Platforms. The Blackwire 5220 suits all-day callers and the multi-device hybrid worker — open-plan offices and contact centers, remote and home setups, education, and anyone who wants one comfortable stereo headset for both meetings and media.
FAQ
Frequently Asked Questions
The Plantronics Blackwire 5220 connects to a PC or Mac over USB and to a phone, tablet, console, or any 3.5mm headset jack over its 3.5mm plug. That makes it a multi-device headset: one for your computer softphone and one for your mobile or other gear, rather than two separate headsets.
Only the computer connector. The USB-A version plugs into USB-A ports; the USB-C version ends in USB-C and includes a USB-C-to-A adapter, so it works with both newer and older machines. Both are otherwise identical, including the 3.5mm jack and the carrying case.
Yes.

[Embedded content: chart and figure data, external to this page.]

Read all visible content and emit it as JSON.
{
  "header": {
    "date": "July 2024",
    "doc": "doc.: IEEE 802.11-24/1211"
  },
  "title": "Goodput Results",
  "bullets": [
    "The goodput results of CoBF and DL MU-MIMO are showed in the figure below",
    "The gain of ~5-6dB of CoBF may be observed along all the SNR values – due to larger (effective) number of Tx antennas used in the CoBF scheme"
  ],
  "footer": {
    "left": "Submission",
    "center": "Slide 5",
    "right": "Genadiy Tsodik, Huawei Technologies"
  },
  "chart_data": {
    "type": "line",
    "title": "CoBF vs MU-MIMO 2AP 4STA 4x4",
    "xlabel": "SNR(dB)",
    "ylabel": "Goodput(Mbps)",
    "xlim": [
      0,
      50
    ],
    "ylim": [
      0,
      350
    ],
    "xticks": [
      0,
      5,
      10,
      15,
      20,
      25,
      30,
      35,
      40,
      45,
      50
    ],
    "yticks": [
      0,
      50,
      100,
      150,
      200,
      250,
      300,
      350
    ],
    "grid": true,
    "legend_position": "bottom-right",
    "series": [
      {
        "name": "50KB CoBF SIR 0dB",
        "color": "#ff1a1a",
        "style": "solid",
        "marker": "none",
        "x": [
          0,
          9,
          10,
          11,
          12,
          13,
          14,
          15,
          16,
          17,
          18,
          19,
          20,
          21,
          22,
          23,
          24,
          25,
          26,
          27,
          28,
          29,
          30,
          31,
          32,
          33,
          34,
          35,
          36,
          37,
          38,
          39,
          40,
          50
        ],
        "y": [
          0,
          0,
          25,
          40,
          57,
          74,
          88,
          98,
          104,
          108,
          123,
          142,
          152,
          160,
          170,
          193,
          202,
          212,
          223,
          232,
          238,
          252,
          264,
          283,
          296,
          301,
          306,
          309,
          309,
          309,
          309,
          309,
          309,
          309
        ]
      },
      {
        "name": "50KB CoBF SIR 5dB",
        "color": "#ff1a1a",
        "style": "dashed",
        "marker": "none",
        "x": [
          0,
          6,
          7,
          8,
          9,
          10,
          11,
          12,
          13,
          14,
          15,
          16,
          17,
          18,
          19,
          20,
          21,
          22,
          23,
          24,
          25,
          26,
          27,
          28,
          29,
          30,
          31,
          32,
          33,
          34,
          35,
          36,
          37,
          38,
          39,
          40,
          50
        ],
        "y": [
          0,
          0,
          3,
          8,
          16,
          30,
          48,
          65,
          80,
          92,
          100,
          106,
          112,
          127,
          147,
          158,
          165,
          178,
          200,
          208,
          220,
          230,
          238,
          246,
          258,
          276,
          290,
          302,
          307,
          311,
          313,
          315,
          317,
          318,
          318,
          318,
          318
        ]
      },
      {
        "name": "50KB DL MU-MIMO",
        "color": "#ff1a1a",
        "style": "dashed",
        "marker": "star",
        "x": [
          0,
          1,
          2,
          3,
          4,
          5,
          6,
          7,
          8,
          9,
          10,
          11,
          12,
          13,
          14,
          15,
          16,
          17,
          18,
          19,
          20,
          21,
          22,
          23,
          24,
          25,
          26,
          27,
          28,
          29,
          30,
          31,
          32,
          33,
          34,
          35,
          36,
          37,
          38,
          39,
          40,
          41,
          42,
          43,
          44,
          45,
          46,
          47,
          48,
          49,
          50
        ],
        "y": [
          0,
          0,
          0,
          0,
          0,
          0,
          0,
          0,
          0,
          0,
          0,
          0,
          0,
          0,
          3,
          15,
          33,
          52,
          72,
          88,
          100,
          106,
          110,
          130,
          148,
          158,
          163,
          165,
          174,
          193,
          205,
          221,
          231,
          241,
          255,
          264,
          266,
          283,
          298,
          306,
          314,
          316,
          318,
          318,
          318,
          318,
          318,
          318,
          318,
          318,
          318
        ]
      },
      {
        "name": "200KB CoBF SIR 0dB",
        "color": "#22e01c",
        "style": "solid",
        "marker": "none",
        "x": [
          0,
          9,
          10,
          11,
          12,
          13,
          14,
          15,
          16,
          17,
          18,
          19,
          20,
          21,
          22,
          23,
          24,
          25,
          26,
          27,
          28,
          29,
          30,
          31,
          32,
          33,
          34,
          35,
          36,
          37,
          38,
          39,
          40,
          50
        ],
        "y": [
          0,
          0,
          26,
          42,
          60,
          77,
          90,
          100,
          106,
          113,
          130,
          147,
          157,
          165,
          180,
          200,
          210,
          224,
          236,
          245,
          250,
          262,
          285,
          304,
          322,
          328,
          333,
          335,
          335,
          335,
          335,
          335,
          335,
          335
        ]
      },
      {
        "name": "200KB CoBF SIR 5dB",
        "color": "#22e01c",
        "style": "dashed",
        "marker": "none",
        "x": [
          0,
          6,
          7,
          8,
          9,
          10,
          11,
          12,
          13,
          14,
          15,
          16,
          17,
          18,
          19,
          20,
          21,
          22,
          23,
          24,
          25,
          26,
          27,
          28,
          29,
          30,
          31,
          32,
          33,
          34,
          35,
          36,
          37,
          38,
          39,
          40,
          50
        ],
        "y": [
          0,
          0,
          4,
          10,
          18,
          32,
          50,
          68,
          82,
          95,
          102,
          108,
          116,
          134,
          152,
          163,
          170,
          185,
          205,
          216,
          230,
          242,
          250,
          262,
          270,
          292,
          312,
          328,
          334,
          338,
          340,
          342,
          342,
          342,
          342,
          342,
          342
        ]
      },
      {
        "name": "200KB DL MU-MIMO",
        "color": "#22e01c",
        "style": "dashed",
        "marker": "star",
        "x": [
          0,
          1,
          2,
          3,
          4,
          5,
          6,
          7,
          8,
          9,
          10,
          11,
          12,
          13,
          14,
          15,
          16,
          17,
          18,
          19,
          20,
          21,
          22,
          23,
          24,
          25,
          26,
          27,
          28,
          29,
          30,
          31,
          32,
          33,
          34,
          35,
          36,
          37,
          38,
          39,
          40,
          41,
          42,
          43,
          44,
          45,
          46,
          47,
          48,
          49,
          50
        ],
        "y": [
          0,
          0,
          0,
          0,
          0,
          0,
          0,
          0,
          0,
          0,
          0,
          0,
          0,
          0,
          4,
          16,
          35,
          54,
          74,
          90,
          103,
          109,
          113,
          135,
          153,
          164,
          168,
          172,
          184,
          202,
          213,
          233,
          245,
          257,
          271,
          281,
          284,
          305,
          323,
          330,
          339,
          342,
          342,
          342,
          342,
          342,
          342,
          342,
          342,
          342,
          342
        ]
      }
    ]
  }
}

The Plantronics Blackwire 5220 is certified for Microsoft Teams over its USB connection, and it also works with Zoom, Cisco, Avaya, Google, and other UC softphones. Certification means reliable native call control, not just basic compatibility.
Not active noise cancellation. The Blackwire 5220 has a noise-canceling microphone that keeps your background out of the caller's ear, plus passive noise reduction from the cushions covering both ears. There's no electronic ANC for the wearer — for that, you'd step up to an ANC model like Poly's Voyager Focus.
The Blackwire 5220 is stereo — both ears covered to block out the room and serve as a music headset. The Blackwire 5210 is the monaural version, leaving one ear open so you stay aware of your surroundings. Same 5200-series comfort, connectivity, and hearing protection otherwise.
Yes. The Blackwire 5220 is hi-fi stereo with a full 20 Hz–20 kHz range, and its Dynamic EQ shifts automatically from a voice profile on calls to a richer profile for music and video. It's a genuinely capable everyday headset for media as well as meetings.